Yes, it's yet another article about buffing paintwork, and again it is the work of buffmeister Willy Winterfalk... and I told him I was determined to catch him out this time. Buffing won't give you perfection, you can never get rid of all the scratches - and I really want to show the cars we have done 'warts and all'.
So I told Willy that I would be following him around with the camera in order to catch the bits that he couldn't remove or didn't get quite right.
However, Willy is just here to train us this week, so when Mark Craine brought his beautiful TVR to us, we agreed a price of £269 including valet for Willy to buff the paintwork - and he had less than a day to do it instead of his normal 2 days. (We did have the car for 2 days, but most of this time was spend preparing the car for buffing and valeting the car).
Willy inspects the paintwork for spider-webs (swirl marks) , oxidization, stains, acid etching and fallout.
They don't get many TVRs in Sweden and so Willy was quite keen to try his techniques on a car made from composite materials. He is not a complete stranger to GRP and fiberglass materials - as already mentioned, Willy's background is in Chemical Engineering and one of his first jobs was working in the labs at International Marine Coatings who are famous for making paints of boats, so he was able to give us an education on the subject.
Buffing plastic or composite panels raises interesting issues, because Willy's buffing process is geared around heat, metal panels absorb and hold heat caused by friction in the buffing process. But GRP doesn't. This means that the paint won't heat up slowly, it will heat up very quickly as there is no metal panels to take and disperse the heat. Also, there are no metal panels to hold the heat, so as soon as you take the buffing pad off the paintwork it cools down.
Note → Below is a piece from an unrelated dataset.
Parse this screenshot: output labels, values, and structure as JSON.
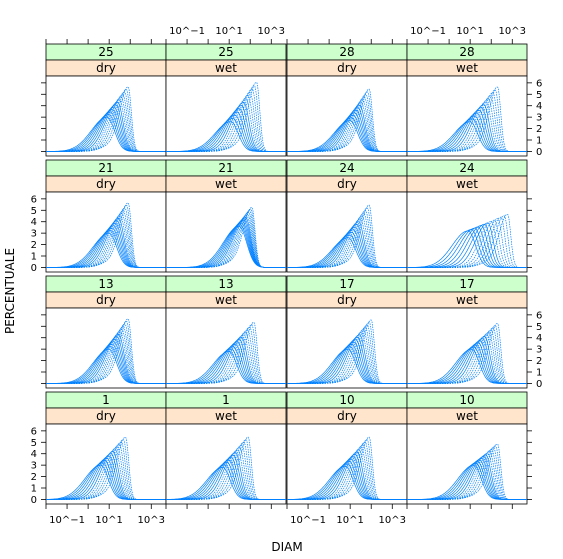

Heat is critical to the process of removing swirl marks, so it is important to get the paint hot, yet too much heat and the paint will bind and burn. So Willy needed to experiment a fair bit, starting of with fine buffing pads and polish and working up till he found a combination that works.
The overall look of the car wasn't too bad, but as can be seen from the photo above, the car was covered in micro-scratches which when catching the light cause patterns sometimes called spider webs or swirl marks.